Two windows of opportunity
Dackiw’s analysis identifies two strategic entry points for the United States.
The first is satellite service integration. Satellite services are a first-mover market: once a country adopts a provider for communications, Earth observation, or navigation, swapping providers is technically and politically difficult. Starlink, with its existing presence in 25 African countries, could serve as the entry point if the U.S. government facilitates regulatory approvals, subsidizes terminal deployment, and brokers telecom partnerships.
The second is capital-intensive infrastructure, which Dackiw argues is best suited for Africa’s most advanced space economies: Egypt, South Africa, and Nigeria.

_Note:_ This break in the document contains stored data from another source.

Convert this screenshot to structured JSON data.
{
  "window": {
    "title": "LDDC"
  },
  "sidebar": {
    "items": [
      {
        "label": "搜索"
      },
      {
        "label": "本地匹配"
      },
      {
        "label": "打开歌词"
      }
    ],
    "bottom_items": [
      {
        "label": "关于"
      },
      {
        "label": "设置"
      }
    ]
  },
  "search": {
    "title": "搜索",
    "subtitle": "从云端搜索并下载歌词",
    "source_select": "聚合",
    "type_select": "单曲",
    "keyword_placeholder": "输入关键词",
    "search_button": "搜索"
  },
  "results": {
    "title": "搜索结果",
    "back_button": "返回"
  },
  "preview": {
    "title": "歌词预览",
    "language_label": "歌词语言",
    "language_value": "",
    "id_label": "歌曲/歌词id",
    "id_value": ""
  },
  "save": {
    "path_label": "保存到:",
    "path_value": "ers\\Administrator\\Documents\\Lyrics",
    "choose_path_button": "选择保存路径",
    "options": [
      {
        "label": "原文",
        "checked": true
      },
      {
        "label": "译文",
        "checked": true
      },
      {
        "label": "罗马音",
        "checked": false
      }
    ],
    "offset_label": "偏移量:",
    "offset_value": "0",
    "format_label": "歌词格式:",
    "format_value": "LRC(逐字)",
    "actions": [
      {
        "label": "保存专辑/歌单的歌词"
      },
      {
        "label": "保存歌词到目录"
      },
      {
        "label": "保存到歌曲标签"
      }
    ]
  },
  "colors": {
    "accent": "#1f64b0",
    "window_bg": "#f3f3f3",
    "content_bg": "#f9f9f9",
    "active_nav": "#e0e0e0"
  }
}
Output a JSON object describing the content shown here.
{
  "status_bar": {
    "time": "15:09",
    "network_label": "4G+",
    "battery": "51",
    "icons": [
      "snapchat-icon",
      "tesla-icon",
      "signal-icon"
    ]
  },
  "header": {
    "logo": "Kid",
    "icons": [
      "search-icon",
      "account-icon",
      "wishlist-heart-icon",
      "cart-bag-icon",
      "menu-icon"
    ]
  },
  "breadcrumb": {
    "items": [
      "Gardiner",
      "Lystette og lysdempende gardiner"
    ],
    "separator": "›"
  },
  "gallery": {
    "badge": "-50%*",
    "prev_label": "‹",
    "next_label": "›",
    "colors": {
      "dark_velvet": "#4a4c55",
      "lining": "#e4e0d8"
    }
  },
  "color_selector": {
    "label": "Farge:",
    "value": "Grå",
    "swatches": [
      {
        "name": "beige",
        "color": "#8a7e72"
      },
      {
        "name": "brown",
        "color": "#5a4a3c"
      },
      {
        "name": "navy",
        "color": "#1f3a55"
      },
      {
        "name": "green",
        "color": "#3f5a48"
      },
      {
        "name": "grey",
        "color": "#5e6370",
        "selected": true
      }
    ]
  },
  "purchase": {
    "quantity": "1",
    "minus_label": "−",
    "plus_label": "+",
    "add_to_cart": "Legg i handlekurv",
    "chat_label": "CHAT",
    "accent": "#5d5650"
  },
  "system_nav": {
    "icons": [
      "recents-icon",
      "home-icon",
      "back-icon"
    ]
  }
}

Building satellite development facilities and launch infrastructure generates sustained collaboration and gives the investing partner unprecedented access and long-term influence — precisely the dynamic China has exploited across the continent.
“The U.S. had decades to help Africa develop their space programs, but they never did,” Temidayo Oniosun, managing director of Space in Africa, told Reuters in a 2025 interview. “These countries are realizing that the U.S. doesn’t exactly have their best interests at heart.”
The question, Dackiw concludes, is whether Washington will act while it still has a credible alternative to offer — or whether Africa’s space industry will become another domain where American absence was met by Chinese presence.